Positrons as High Sensitive and Non-Destructive Probes for Nanomaterials (instrument NEPOMUC)
In material science and surface physics positron annihilation is used as a non-destructive technique for the investigation of the microstructure and defects on an atomic scale. Since the annihilation parameters depend on the local electronic structure, measurement of the positron lifetime and exact energy distribution of the annihilation radiation reveals material defects with high sensitivity. Therefore, open volume defects such as vacancies, dislocations or grain boundaries on the nanometer scale in metals and semiconductors can be investigated.

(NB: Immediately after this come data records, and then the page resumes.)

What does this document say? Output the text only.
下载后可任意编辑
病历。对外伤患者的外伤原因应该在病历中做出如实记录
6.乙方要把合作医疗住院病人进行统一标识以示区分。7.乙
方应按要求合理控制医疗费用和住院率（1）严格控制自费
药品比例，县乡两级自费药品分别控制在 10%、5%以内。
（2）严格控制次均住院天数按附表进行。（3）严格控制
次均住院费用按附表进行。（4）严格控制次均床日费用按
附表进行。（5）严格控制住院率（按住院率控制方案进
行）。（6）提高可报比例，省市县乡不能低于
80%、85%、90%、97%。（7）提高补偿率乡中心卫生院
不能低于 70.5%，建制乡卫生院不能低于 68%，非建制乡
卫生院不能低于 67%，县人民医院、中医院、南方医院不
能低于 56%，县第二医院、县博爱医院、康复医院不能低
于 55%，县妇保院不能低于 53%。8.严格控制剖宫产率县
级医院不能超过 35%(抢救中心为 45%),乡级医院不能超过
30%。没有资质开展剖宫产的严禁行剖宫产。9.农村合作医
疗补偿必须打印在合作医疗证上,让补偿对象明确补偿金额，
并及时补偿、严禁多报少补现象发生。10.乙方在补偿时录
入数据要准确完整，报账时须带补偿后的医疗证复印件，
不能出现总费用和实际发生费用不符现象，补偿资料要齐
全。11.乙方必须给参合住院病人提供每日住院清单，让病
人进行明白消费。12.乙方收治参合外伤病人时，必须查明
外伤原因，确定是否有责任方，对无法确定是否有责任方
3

In addition, information about the size of nanovoids and the free volume in anorganic amorphous materials and polymers is experimentally accessible.
Defect spectroscopy in the near surface region of samples using slow positrons is performed at the positron beam facility NEPOMUC – NEutron induced POsitron source MUniCh. In these experiments, a monoenergetic positron beam is focused onto a sample with a variable material dependent implantation depth which ranges from the surface to about 1500 nm. After thermalisation the positron diffuses through the bulk with a typical diffusion length of 100 nm and annihilates together with an electron of the sample material into two 511 keV γ-quanta.
In a new approach, the chemical information of the positron annihilation site, i.e. the elemental surrounding of open volume defects, could be revealed. Heated brass was chosen as model system in order to show the elemental signature in a first positron. The figure shows the fingerprint of Zn and Cu of the normalized annihilation line for E > 511 keV due to the different electron momentum distribution of these elements. With increasing temperature, i.e. less zinc concentration of the brass sample, the energy distribution approaches the curve recorded for pure copper.